BEMP: Methodological Research for Biomarker Discovery and Validation
The importance of biomarker discovery, and later validation, to progress in translational research is underlined by the large numbers of Requests for Applications each year that specifically include a biomarker component. Although there is a large literature on biomarker validation in general, much of this was originally developed in the context of developing diagnostic tests, particularly in cancer screening, and there remains a large need to extend these methods to other clinical areas. For example, a screening marker intended to detect the presence or absence of disease, may not be valuable in prediction of disease progression or response to therapy within individuals with the disorder. For example, in chronic kidney disease, monitoring of disease status is often based monitoring of longitudinal changes of estimates of glomerular filtration rate (GFR), a continuous measure. It is also not always necessary to apply the classical methods of, say, receiver operating characteristic (ROC) analysis, to define cut points for novel biomarkers; a biomarker may contribute useful information to risk stratification models, even if a cut point is not strictly defined.

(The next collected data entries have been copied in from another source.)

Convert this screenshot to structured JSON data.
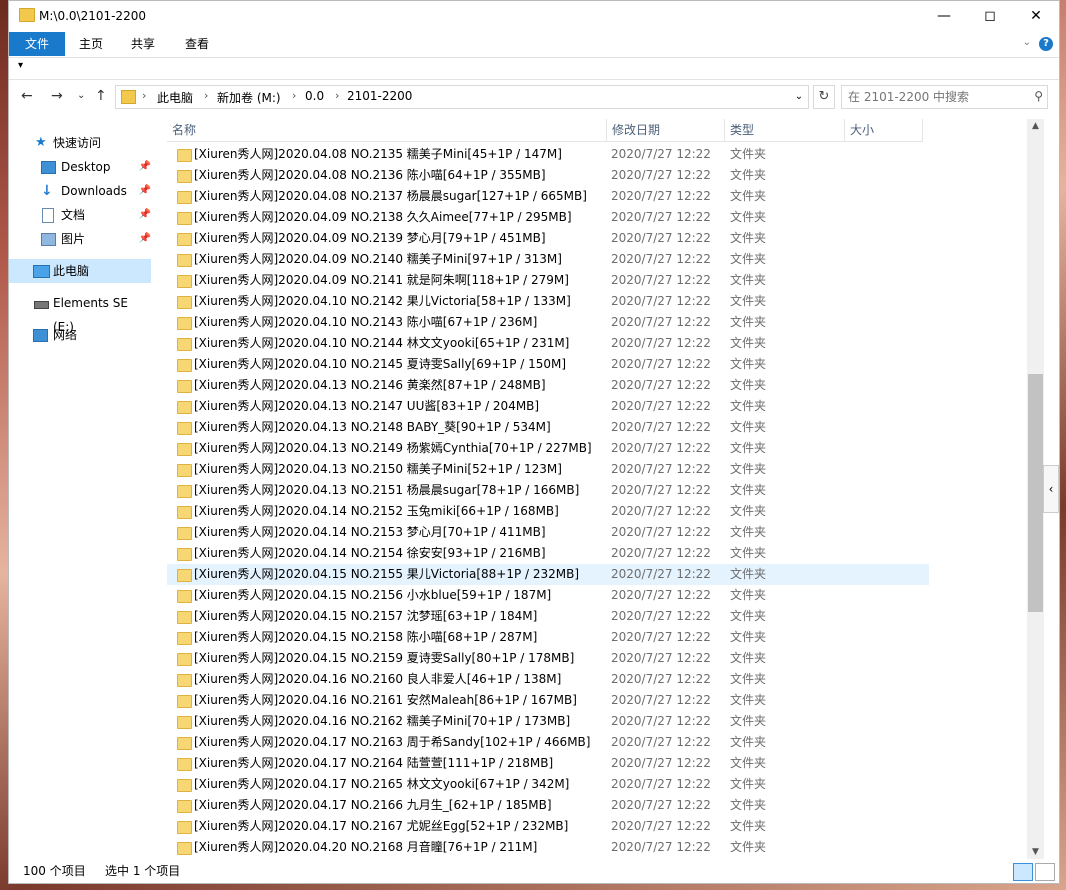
{
  "window": {
    "title": "M:\\0.0\\2101-2200"
  },
  "ribbon": {
    "tabs": [
      "文件",
      "主页",
      "共享",
      "查看"
    ]
  },
  "address": {
    "crumbs": [
      "此电脑",
      "新加卷 (M:)",
      "0.0",
      "2101-2200"
    ]
  },
  "search": {
    "placeholder": "在 2101-2200 中搜索"
  },
  "sidebar": {
    "items": [
      {
        "label": "快速访问",
        "icon": "star-icon"
      },
      {
        "label": "Desktop",
        "icon": "desktop-icon",
        "pinned": true
      },
      {
        "label": "Downloads",
        "icon": "download-icon",
        "pinned": true
      },
      {
        "label": "文档",
        "icon": "document-icon",
        "pinned": true
      },
      {
        "label": "图片",
        "icon": "picture-icon",
        "pinned": true
      },
      {
        "label": "此电脑",
        "icon": "computer-icon",
        "selected": true
      },
      {
        "label": "Elements SE (E:)",
        "icon": "drive-icon"
      },
      {
        "label": "网络",
        "icon": "network-icon"
      }
    ]
  },
  "columns": {
    "name": "名称",
    "date": "修改日期",
    "type": "类型",
    "size": "大小"
  },
  "files": [
    {
      "name": "[Xiuren秀人网]2020.04.08 NO.2135 糯美子Mini[45+1P / 147M]",
      "date": "2020/7/27 12:22",
      "type": "文件夹"
    },
    {
      "name": "[Xiuren秀人网]2020.04.08 NO.2136 陈小喵[64+1P / 355MB]",
      "date": "2020/7/27 12:22",
      "type": "文件夹"
    },
    {
      "name": "[Xiuren秀人网]2020.04.08 NO.2137 杨晨晨sugar[127+1P / 665MB]",
      "date": "2020/7/27 12:22",
      "type": "文件夹"
    },
    {
      "name": "[Xiuren秀人网]2020.04.09 NO.2138 久久Aimee[77+1P / 295MB]",
      "date": "2020/7/27 12:22",
      "type": "文件夹"
    },
    {
      "name": "[Xiuren秀人网]2020.04.09 NO.2139 梦心月[79+1P / 451MB]",
      "date": "2020/7/27 12:22",
      "type": "文件夹"
    },
    {
      "name": "[Xiuren秀人网]2020.04.09 NO.2140 糯美子Mini[97+1P / 313M]",
      "date": "2020/7/27 12:22",
      "type": "文件夹"
    },
    {
      "name": "[Xiuren秀人网]2020.04.09 NO.2141 就是阿朱啊[118+1P / 279M]",
      "date": "2020/7/27 12:22",
      "type": "文件夹"
    },
    {
      "name": "[Xiuren秀人网]2020.04.10 NO.2142 果儿Victoria[58+1P / 133M]",
      "date": "2020/7/27 12:22",
      "type": "文件夹"
    },
    {
      "name": "[Xiuren秀人网]2020.04.10 NO.2143 陈小喵[67+1P / 236M]",
      "date": "2020/7/27 12:22",
      "type": "文件夹"
    },
    {
      "name": "[Xiuren秀人网]2020.04.10 NO.2144 林文文yooki[65+1P / 231M]",
      "date": "2020/7/27 12:22",
      "type": "文件夹"
    },
    {
      "name": "[Xiuren秀人网]2020.04.10 NO.2145 夏诗雯Sally[69+1P / 150M]",
      "date": "2020/7/27 12:22",
      "type": "文件夹"
    },
    {
      "name": "[Xiuren秀人网]2020.04.13 NO.2146 黄楽然[87+1P / 248MB]",
      "date": "2020/7/27 12:22",
      "type": "文件夹"
    },
    {
      "name": "[Xiuren秀人网]2020.04.13 NO.2147 UU酱[83+1P / 204MB]",
      "date": "2020/7/27 12:22",
      "type": "文件夹"
    },
    {
      "name": "[Xiuren秀人网]2020.04.13 NO.2148 BABY_葵[90+1P / 534M]",
      "date": "2020/7/27 12:22",
      "type": "文件夹"
    },
    {
      "name": "[Xiuren秀人网]2020.04.13 NO.2149 杨紫嫣Cynthia[70+1P / 227MB]",
      "date": "2020/7/27 12:22",
      "type": "文件夹"
    },
    {
      "name": "[Xiuren秀人网]2020.04.13 NO.2150 糯美子Mini[52+1P / 123M]",
      "date": "2020/7/27 12:22",
      "type": "文件夹"
    },
    {
      "name": "[Xiuren秀人网]2020.04.13 NO.2151 杨晨晨sugar[78+1P / 166MB]",
      "date": "2020/7/27 12:22",
      "type": "文件夹"
    },
    {
      "name": "[Xiuren秀人网]2020.04.14 NO.2152 玉兔miki[66+1P / 168MB]",
      "date": "2020/7/27 12:22",
      "type": "文件夹"
    },
    {
      "name": "[Xiuren秀人网]2020.04.14 NO.2153 梦心月[70+1P / 411MB]",
      "date": "2020/7/27 12:22",
      "type": "文件夹"
    },
    {
      "name": "[Xiuren秀人网]2020.04.14 NO.2154 徐安安[93+1P / 216MB]",
      "date": "2020/7/27 12:22",
      "type": "文件夹"
    },
    {
      "name": "[Xiuren秀人网]2020.04.15 NO.2155 果儿Victoria[88+1P / 232MB]",
      "date": "2020/7/27 12:22",
      "type": "文件夹",
      "selected": true
    },
    {
      "name": "[Xiuren秀人网]2020.04.15 NO.2156 小水blue[59+1P / 187M]",
      "date": "2020/7/27 12:22",
      "type": "文件夹"
    },
    {
      "name": "[Xiuren秀人网]2020.04.15 NO.2157 沈梦瑶[63+1P / 184M]",
      "date": "2020/7/27 12:22",
      "type": "文件夹"
    },
    {
      "name": "[Xiuren秀人网]2020.04.15 NO.2158 陈小喵[68+1P / 287M]",
      "date": "2020/7/27 12:22",
      "type": "文件夹"
    },
    {
      "name": "[Xiuren秀人网]2020.04.15 NO.2159 夏诗雯Sally[80+1P / 178MB]",
      "date": "2020/7/27 12:22",
      "type": "文件夹"
    },
    {
      "name": "[Xiuren秀人网]2020.04.16 NO.2160 良人非爱人[46+1P / 138M]",
      "date": "2020/7/27 12:22",
      "type": "文件夹"
    },
    {
      "name": "[Xiuren秀人网]2020.04.16 NO.2161 安然Maleah[86+1P / 167MB]",
      "date": "2020/7/27 12:22",
      "type": "文件夹"
    },
    {
      "name": "[Xiuren秀人网]2020.04.16 NO.2162 糯美子Mini[70+1P / 173MB]",
      "date": "2020/7/27 12:22",
      "type": "文件夹"
    },
    {
      "name": "[Xiuren秀人网]2020.04.17 NO.2163 周于希Sandy[102+1P / 466MB]",
      "date": "2020/7/27 12:22",
      "type": "文件夹"
    },
    {
      "name": "[Xiuren秀人网]2020.04.17 NO.2164 陆萱萱[111+1P / 218MB]",
      "date": "2020/7/27 12:22",
      "type": "文件夹"
    },
    {
      "name": "[Xiuren秀人网]2020.04.17 NO.2165 林文文yooki[67+1P / 342M]",
      "date": "2020/7/27 12:22",
      "type": "文件夹"
    },
    {
      "name": "[Xiuren秀人网]2020.04.17 NO.2166 九月生_[62+1P / 185MB]",
      "date": "2020/7/27 12:22",
      "type": "文件夹"
    },
    {
      "name": "[Xiuren秀人网]2020.04.17 NO.2167 尤妮丝Egg[52+1P / 232MB]",
      "date": "2020/7/27 12:22",
      "type": "文件夹"
    },
    {
      "name": "[Xiuren秀人网]2020.04.20 NO.2168 月音瞳[76+1P / 211M]",
      "date": "2020/7/27 12:22",
      "type": "文件夹"
    }
  ],
  "status": {
    "count": "100 个项目",
    "selected": "选中 1 个项目"
  }
}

Furthermore, biomarker validation efforts must take into account available clinical data, as well as assay and analyte characteristics. A valuable biomarker must contribute information above and beyond existing clinical data to risk prediction models. Biomarkers may predict disease progression and inform individual-level treatment decisions. Risk estimates can be improved through the use of novel biomarkers, and in some cases, re-classify those at intermediate risk into high or low risk groups and directly impact treatment decisions.
Since biomarkers might eventually serve as "surrogate markers" for clinical endpoints, particularly in clinical trials, further research on statistical methods for the validation of surrogate markers, as related to endpoint identification, is also needed. As illustrated with the experience with HDL, interpretation and prediction of the surrogate value of biomarkers may prove quite complex. While a biomarker that is strongly associated with a definitive disease outcome has the potential to move a therapeutic field forward, biomarkers may be highly informative, even if they do not meet the criteria for surrogacy.